The effects of predator size and population on the urchin, Strongylocentrotus spp. in the Channel Islands
Mentor:Bob Warner, Research Professor of Evolutionary Ecology, University of California Santa Barbara
It has been found that the increased fishing pressure on two major predators, the sheephead, Semicossyphus pulcer, and the lobster, Panulirus interruptus, has lead to an increase in the abundance of a major Channel Island herbivore, the Strongylocentrotus spp. The release of top-down control has lead to a trophic cascade on their own prey, Macrocystis pyrifera, leading to a localized phenomenon known as urchin barrens. Urchin barrens are areas with a high density of exposed sea urchins and low kelp cover. Since reserve establishment in 2003 there has been an increase in predator size and abundance. This study examines whether increased size and number of predators cause the urchins to shift from exposed to cryptic habitat preference and the role of habitat complexity in this shift.
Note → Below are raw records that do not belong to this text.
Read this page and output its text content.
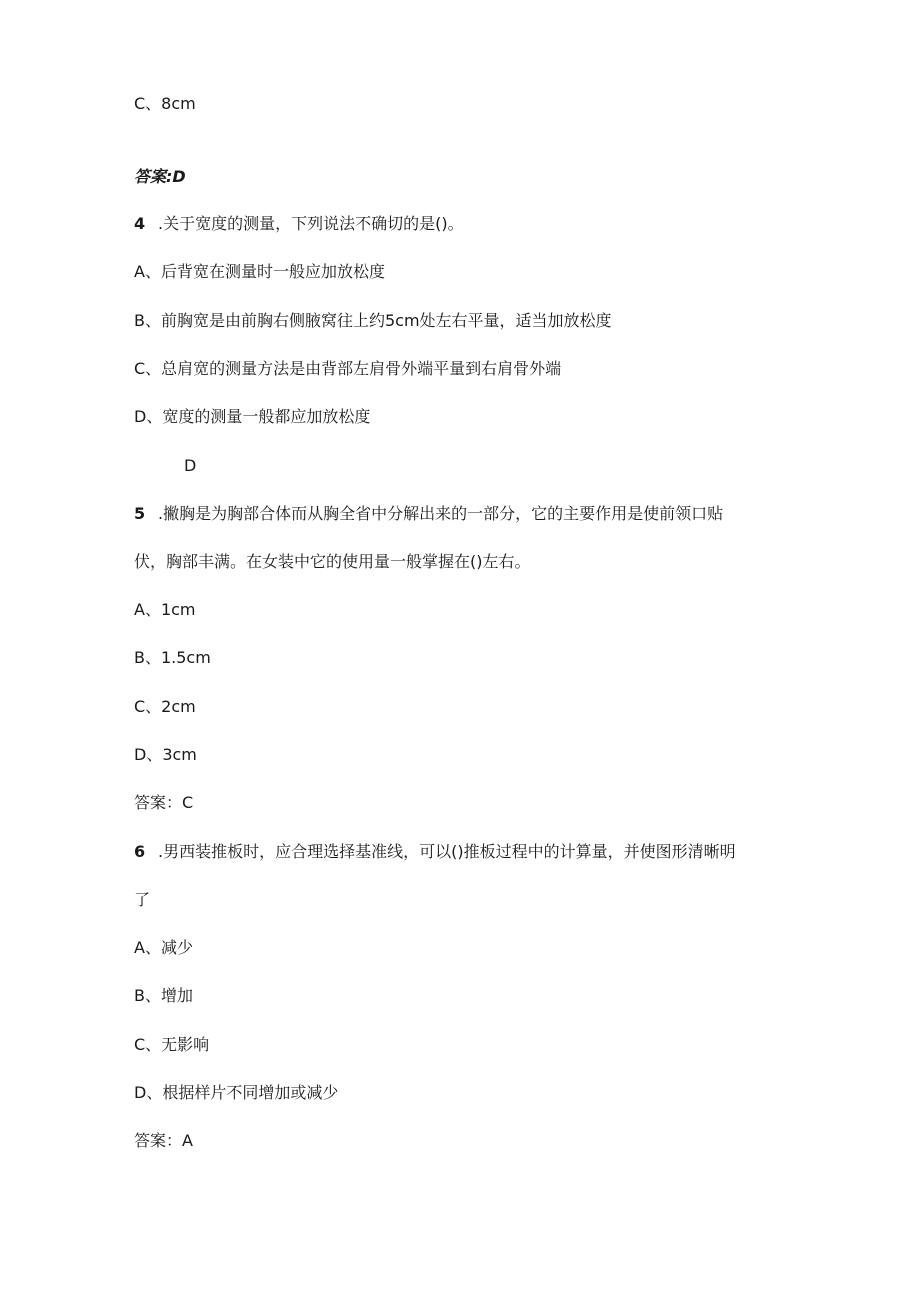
C、8cm
答案:D
4 .关于宽度的测量，下列说法不确切的是()。
A、后背宽在测量时一般应加放松度
B、前胸宽是由前胸右侧腋窝往上约5cm处左右平量，适当加放松度
C、总肩宽的测量方法是由背部左肩骨外端平量到右肩骨外端
D、宽度的测量一般都应加放松度
D
5 .撇胸是为胸部合体而从胸全省中分解出来的一部分，它的主要作用是使前领口贴
伏，胸部丰满。在女装中它的使用量一般掌握在()左右。
A、1cm
B、1.5cm
C、2cm
D、3cm
答案：C
6 .男西装推板时，应合理选择基准线，可以()推板过程中的计算量，并使图形清晰明
了
A、减少
B、增加
C、无影响
D、根据样片不同增加或减少
答案：A
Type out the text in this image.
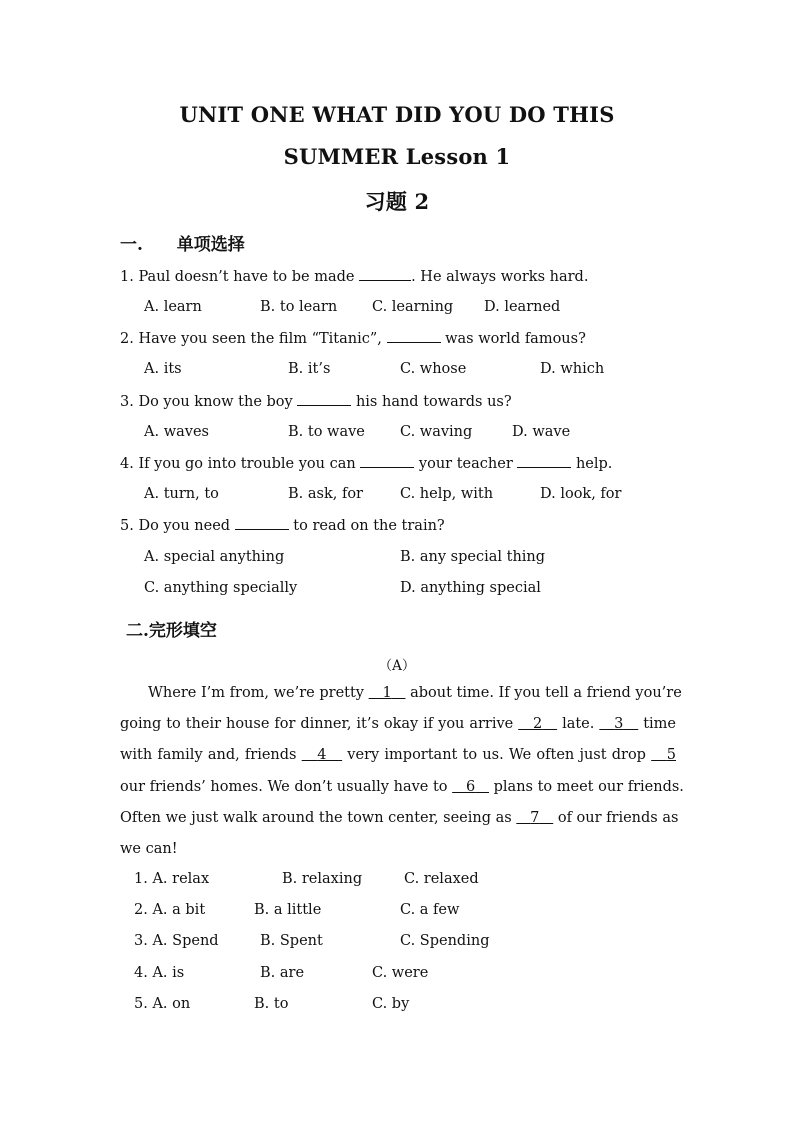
UNIT ONE WHAT DID YOU DO THIS
SUMMER Lesson 1
习题 2
一. 单项选择
1. Paul doesn’t have to be made	. He always works hard.
A. learn	B. to learn C. learning D. learned
2. Have you seen the film “Titanic”,	was world famous?
A. its	B. it’s	C. whose	D. which
3. Do you know the boy	his hand towards us?
A. waves	B. to wave C. waving	D. wave
4. If you go into trouble you can	your teacher	help.
A. turn, to	B. ask, for	C. help, with	D. look, for
5. Do you need	to read on the train?
A. special anything	B. any special thing
C. anything specially	D. anything special
二.完形填空
（A）
Where I’m from, we’re pretty    1    about time. If you tell a friend you’re
going to their house for dinner, it’s okay if you arrive    2    late.    3    time
with family and, friends    4    very important to us. We often just drop    5
our friends’ homes. We don’t usually have to    6    plans to meet our friends.
Often we just walk around the town center, seeing as    7    of our friends as
we can!
1. A. relax	B. relaxing	C. relaxed
2. A. a bit	B. a little	C. a few
3. A. Spend	B. Spent	C. Spending
4. A. is	B. are	C. were
5. A. on	B. to	C. by
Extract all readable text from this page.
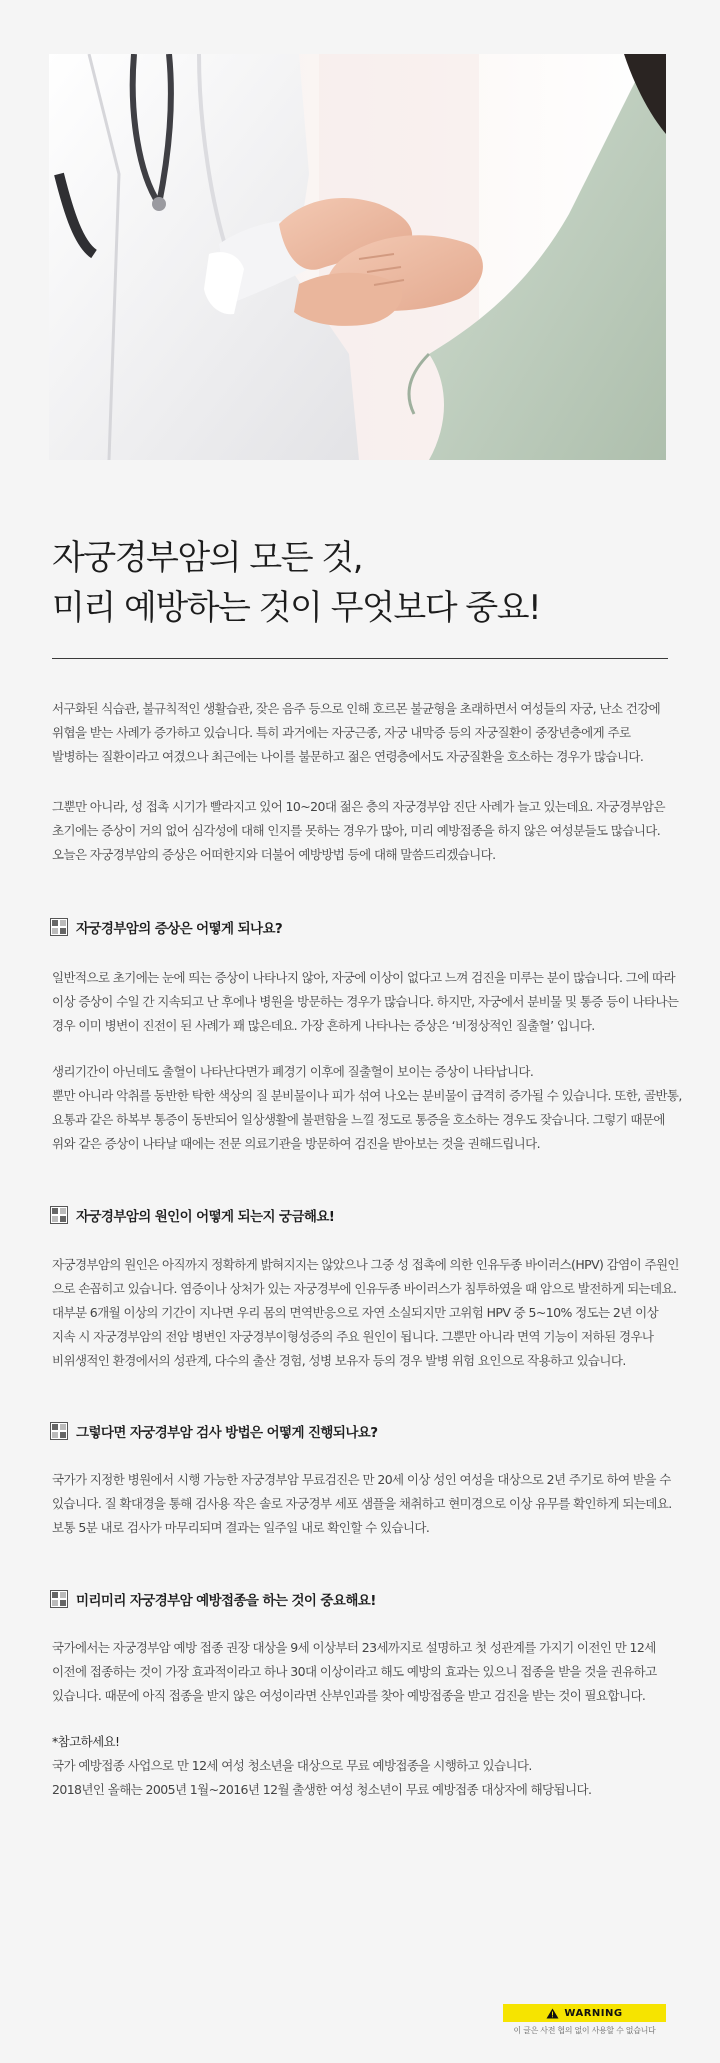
자궁경부암의 모든 것,
미리 예방하는 것이 무엇보다 중요!
서구화된 식습관, 불규칙적인 생활습관, 잦은 음주 등으로 인해 호르몬 불균형을 초래하면서 여성들의 자궁, 난소 건강에
위협을 받는 사례가 증가하고 있습니다. 특히 과거에는 자궁근종, 자궁 내막증 등의 자궁질환이 중장년층에게 주로
발병하는 질환이라고 여겼으나 최근에는 나이를 불문하고 젊은 연령층에서도 자궁질환을 호소하는 경우가 많습니다.
그뿐만 아니라, 성 접촉 시기가 빨라지고 있어 10~20대 젊은 층의 자궁경부암 진단 사례가 늘고 있는데요. 자궁경부암은
초기에는 증상이 거의 없어 심각성에 대해 인지를 못하는 경우가 많아, 미리 예방접종을 하지 않은 여성분들도 많습니다.
오늘은 자궁경부암의 증상은 어떠한지와 더불어 예방방법 등에 대해 말씀드리겠습니다.
자궁경부암의 증상은 어떻게 되나요?
일반적으로 초기에는 눈에 띄는 증상이 나타나지 않아, 자궁에 이상이 없다고 느껴 검진을 미루는 분이 많습니다. 그에 따라
이상 증상이 수일 간 지속되고 난 후에나 병원을 방문하는 경우가 많습니다. 하지만, 자궁에서 분비물 및 통증 등이 나타나는
경우 이미 병변이 진전이 된 사례가 꽤 많은데요. 가장 흔하게 나타나는 증상은 ‘비정상적인 질출혈’ 입니다.
생리기간이 아닌데도 출혈이 나타난다면가 폐경기 이후에 질출혈이 보이는 증상이 나타납니다.
뿐만 아니라 악취를 동반한 탁한 색상의 질 분비물이나 피가 섞여 나오는 분비물이 급격히 증가될 수 있습니다. 또한, 골반통,
요통과 같은 하복부 통증이 동반되어 일상생활에 불편함을 느낄 정도로 통증을 호소하는 경우도 잦습니다. 그렇기 때문에
위와 같은 증상이 나타날 때에는 전문 의료기관을 방문하여 검진을 받아보는 것을 권해드립니다.
자궁경부암의 원인이 어떻게 되는지 궁금해요!
자궁경부암의 원인은 아직까지 정확하게 밝혀지지는 않았으나 그중 성 접촉에 의한 인유두종 바이러스(HPV) 감염이 주원인
으로 손꼽히고 있습니다. 염증이나 상처가 있는 자궁경부에 인유두종 바이러스가 침투하였을 때 암으로 발전하게 되는데요.
대부분 6개월 이상의 기간이 지나면 우리 몸의 면역반응으로 자연 소실되지만 고위험 HPV 중 5~10% 정도는 2년 이상
지속 시 자궁경부암의 전암 병변인 자궁경부이형성증의 주요 원인이 됩니다. 그뿐만 아니라 면역 기능이 저하된 경우나
비위생적인 환경에서의 성관계, 다수의 출산 경험, 성병 보유자 등의 경우 발병 위험 요인으로 작용하고 있습니다.
그렇다면 자궁경부암 검사 방법은 어떻게 진행되나요?
국가가 지정한 병원에서 시행 가능한 자궁경부암 무료검진은 만 20세 이상 성인 여성을 대상으로 2년 주기로 하여 받을 수
있습니다. 질 확대경을 통해 검사용 작은 솔로 자궁경부 세포 샘플을 채취하고 현미경으로 이상 유무를 확인하게 되는데요.
보통 5분 내로 검사가 마무리되며 결과는 일주일 내로 확인할 수 있습니다.
미리미리 자궁경부암 예방접종을 하는 것이 중요해요!
국가에서는 자궁경부암 예방 접종 권장 대상을 9세 이상부터 23세까지로 설명하고 첫 성관계를 가지기 이전인 만 12세
이전에 접종하는 것이 가장 효과적이라고 하나 30대 이상이라고 해도 예방의 효과는 있으니 접종을 받을 것을 권유하고
있습니다. 때문에 아직 접종을 받지 않은 여성이라면 산부인과를 찾아 예방접종을 받고 검진을 받는 것이 필요합니다.
*참고하세요!
국가 예방접종 사업으로 만 12세 여성 청소년을 대상으로 무료 예방접종을 시행하고 있습니다.
2018년인 올해는 2005년 1월~2016년 12월 출생한 여성 청소년이 무료 예방접종 대상자에 해당됩니다.
WARNING
이 글은 사전 협의 없이 사용할 수 없습니다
We quantified the abundance of cryptic versus exposed urchins in sites with different predator population structure and habitat complexity within the Channel Islands. We found that a higher fraction of larger urchins sought refuge in areas with larger predators. This is important because urchins that seek spatial refuge do not graze on kelp at such a high frequency. This change in urchin behavior caused by the increased size of predators allows kelp densities to increase in reserve areas.